About 75 percent of the $9 million to pay for the transformation of the city’s former corporation yard into the new environmental education center on Wetlands Edge has been raised, according to Janelle Sellick, executive director of American Canyon Community and Parks Foundation.
“We’re shooting for a spring groundbreaking,” Sellick said at the American Canyon Community and Parks Foundation’s 10th anniversary celebration on Sunday. The event took place at the former corporation yard, a two-story, 5,000-square-foot building near Napa River’s wetlands.

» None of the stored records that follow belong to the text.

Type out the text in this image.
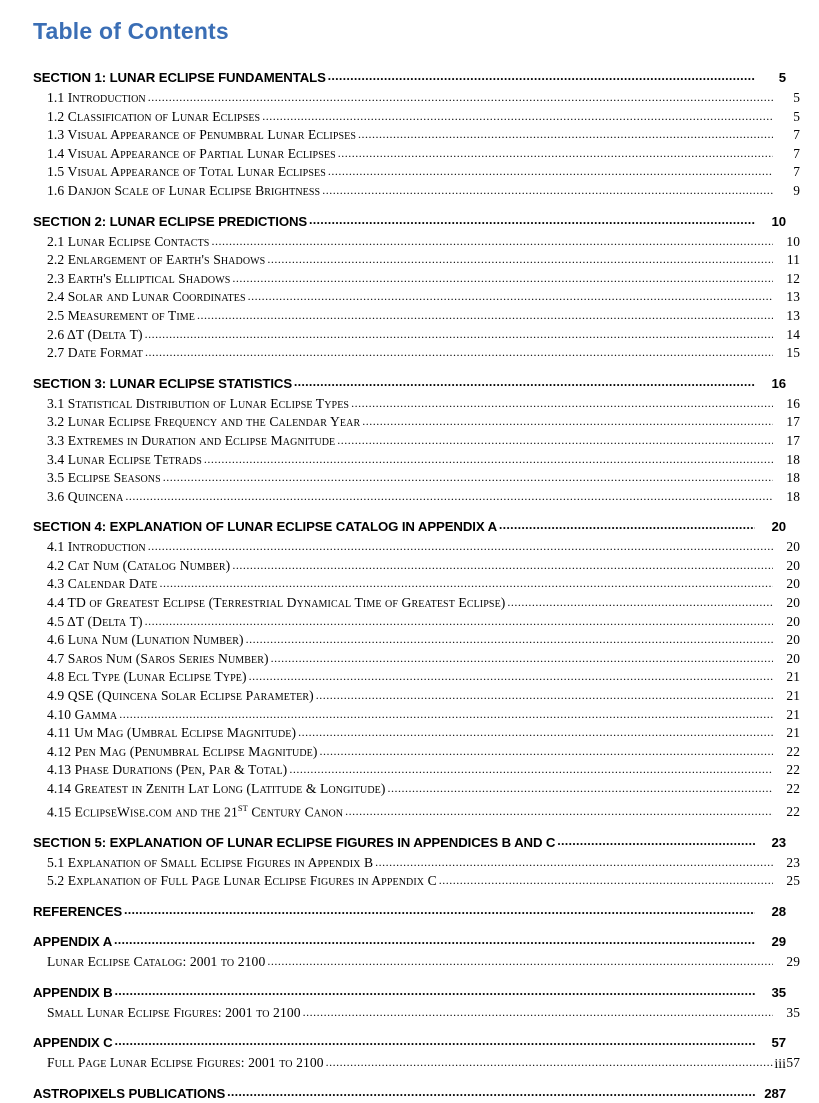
Table of Contents
SECTION 1: LUNAR ECLIPSE FUNDAMENTALS .....	5
1.1 Introduction .....	5
1.2 Classification of Lunar Eclipses .....	5
1.3 Visual Appearance of Penumbral Lunar Eclipses .....	7
1.4 Visual Appearance of Partial Lunar Eclipses .....	7
1.5 Visual Appearance of Total Lunar Eclipses .....	7
1.6 Danjon Scale of Lunar Eclipse Brightness .....	9
SECTION 2: LUNAR ECLIPSE PREDICTIONS .....	10
2.1 Lunar Eclipse Contacts .....	10
2.2 Enlargement of Earth's Shadows .....	11
2.3 Earth's Elliptical Shadows .....	12
2.4 Solar and Lunar Coordinates .....	13
2.5 Measurement of Time .....	13
2.6 ΔT (Delta T) .....	14
2.7 Date Format .....	15
SECTION 3: LUNAR ECLIPSE STATISTICS .....	16
3.1 Statistical Distribution of Lunar Eclipse Types .....	16
3.2 Lunar Eclipse Frequency and the Calendar Year .....	17
3.3 Extremes in Duration and Eclipse Magnitude .....	17
3.4 Lunar Eclipse Tetrads .....	18
3.5 Eclipse Seasons .....	18
3.6 Quincena .....	18
SECTION 4: EXPLANATION OF LUNAR ECLIPSE CATALOG IN APPENDIX A .....	20
4.1 Introduction .....	20
4.2 Cat Num (Catalog Number) .....	20
4.3 Calendar Date .....	20
4.4 TD of Greatest Eclipse (Terrestrial Dynamical Time of Greatest Eclipse) .....	20
4.5 ΔT (Delta T) .....	20
4.6 Luna Num (Lunation Number) .....	20
4.7 Saros Num (Saros Series Number) .....	20
4.8 Ecl Type (Lunar Eclipse Type) .....	21
4.9 QSE (Quincena Solar Eclipse Parameter) .....	21
4.10 Gamma .....	21
4.11 Um Mag (Umbral Eclipse Magnitude) .....	21
4.12 Pen Mag (Penumbral Eclipse Magnitude) .....	22
4.13 Phase Durations (Pen, Par & Total) .....	22
4.14 Greatest in Zenith Lat Long (Latitude & Longitude) .....	22
4.15 EclipseWise.com and the 21ST Century Canon .....	22
SECTION 5: EXPLANATION OF LUNAR ECLIPSE FIGURES IN APPENDICES B AND C .....	23
5.1 Explanation of Small Eclipse Figures in Appendix B .....	23
5.2 Explanation of Full Page Lunar Eclipse Figures in Appendix C .....	25
REFERENCES .....	28
APPENDIX A .....	29
Lunar Eclipse Catalog: 2001 to 2100 .....	29
APPENDIX B .....	35
Small Lunar Eclipse Figures: 2001 to 2100 .....	35
APPENDIX C .....	57
Full Page Lunar Eclipse Figures: 2001 to 2100 .....	57
ASTROPIXELS PUBLICATIONS .....	287
iii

The American Canyon Community and Parks Foundation recently received its building permit for the future Napa River Ecology Center, Sellick said. Construction is expected to take about nine months.
The foundation continues to raise money for center, its main endeavor. Its ongoing fundraiser is a “mosaic project” where donors pay $500 to $10,000 to inscribe their names on tiles that will be displayed in a mural at the future Napa River Ecological Center.

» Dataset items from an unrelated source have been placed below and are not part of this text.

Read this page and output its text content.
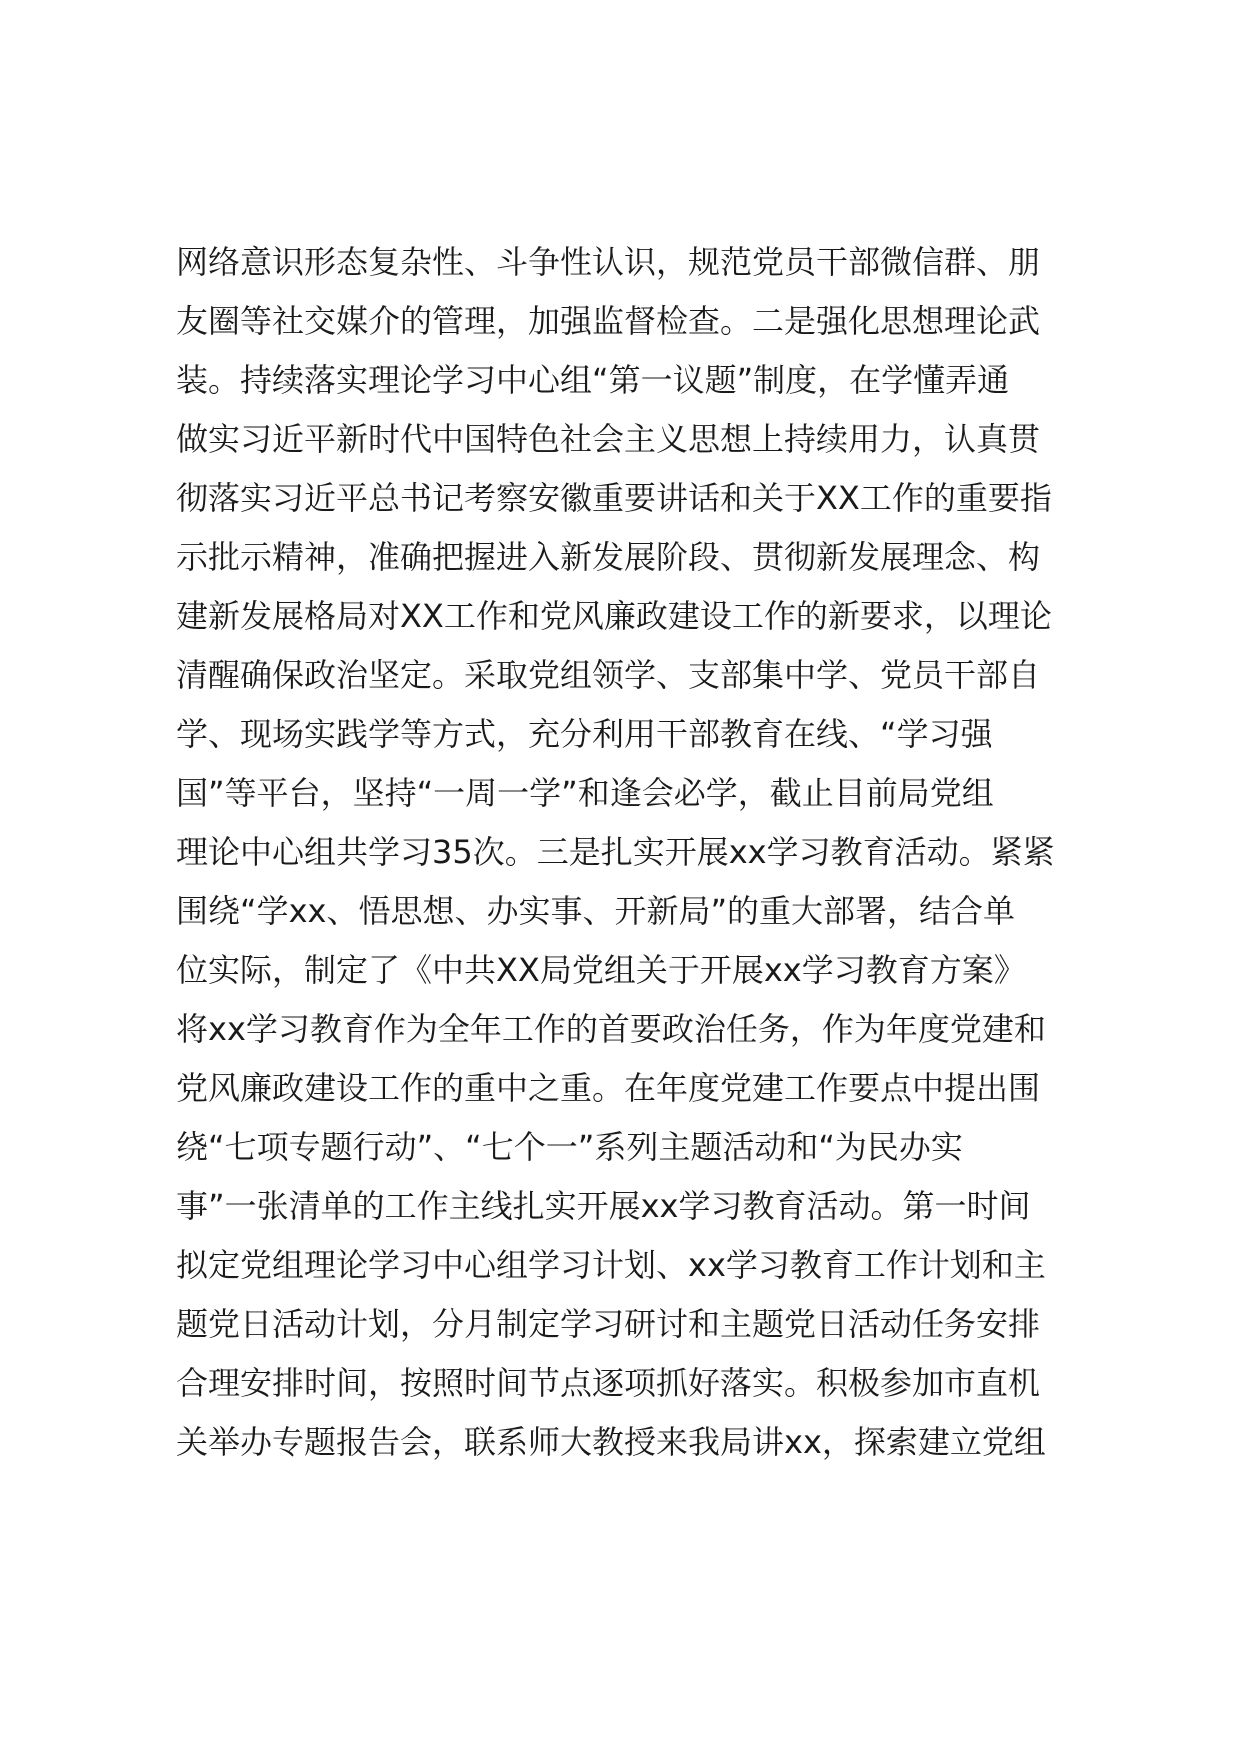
网络意识形态复杂性、斗争性认识，规范党员干部微信群、朋
友圈等社交媒介的管理，加强监督检查。二是强化思想理论武
装。持续落实理论学习中心组“第一议题”制度，在学懂弄通
做实习近平新时代中国特色社会主义思想上持续用力，认真贯
彻落实习近平总书记考察安徽重要讲话和关于XX工作的重要指
示批示精神，准确把握进入新发展阶段、贯彻新发展理念、构
建新发展格局对XX工作和党风廉政建设工作的新要求，以理论
清醒确保政治坚定。采取党组领学、支部集中学、党员干部自
学、现场实践学等方式，充分利用干部教育在线、“学习强
国”等平台，坚持“一周一学”和逢会必学，截止目前局党组
理论中心组共学习35次。三是扎实开展xx学习教育活动。紧紧
围绕“学xx、悟思想、办实事、开新局”的重大部署，结合单
位实际，制定了《中共XX局党组关于开展xx学习教育方案》
将xx学习教育作为全年工作的首要政治任务，作为年度党建和
党风廉政建设工作的重中之重。在年度党建工作要点中提出围
绕“七项专题行动”、“七个一”系列主题活动和“为民办实
事”一张清单的工作主线扎实开展xx学习教育活动。第一时间
拟定党组理论学习中心组学习计划、xx学习教育工作计划和主
题党日活动计划，分月制定学习研讨和主题党日活动任务安排
合理安排时间，按照时间节点逐项抓好落实。积极参加市直机
关举办专题报告会，联系师大教授来我局讲xx，探索建立党组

The American Canyon Community and Parks Foundation now uses the main building at the former corporation yard. The city’s corporation yard, trucks and all, has moved to the former Napa Junction Elementary School campus on Napa Junction Road.
The American Canyon Community and Parks Foundation’s first accomplishment was in December 2015 when the volunteers installed a water fountain at Wetlands Edge’s trailhead.
Napa County Supervisor Belia Ramos on Sunday recalled the group’s other projects, including park benches and outdoor exercise equipment near Wetlands Edge Park.
Sellick enlisted Ramos’ help to prepare the group’s nonprofit status application, noting that Ramos was a lawyer.
In 2024, the city signed lease agreement with the nonprofit organization for the soon-to-be former corporation yard, a site of about 3 acres, to develop the future indoor/outdoor environmental education center.
On Sunday, Ramos asked the attendees gathered at the corporation yard to raise a glass and toast Sellick and all of those who have worked on the Napa River Ecology Center project.
“I am so honored to have been the incorporator of something that is going to last beyond our lifetimes,” Ramos said. “And what a gift that we have given to the next generation.”
Posters on the wall of the first floor of the former corporation yard building showed the evolution of the American Canyon Community and Parks Foundation since 2015.
In 2016, the nonprofit organized its first annual fundraiser at the cement and basalt plant ruins at Watson Ranch.
Other activities over the years have included hikes, wildlife education series, the annual Reindeer Run along Wetlands Edge, Lego projects, and after-school art, music, chess and nature classes.
The building is leased for $1 a year under an agreement signed in February 2024 between the city of American Canyon and the foundation. The lease is for 50 years. The foundation also has the option for two 25-year extensions at $1 each, Sellick said.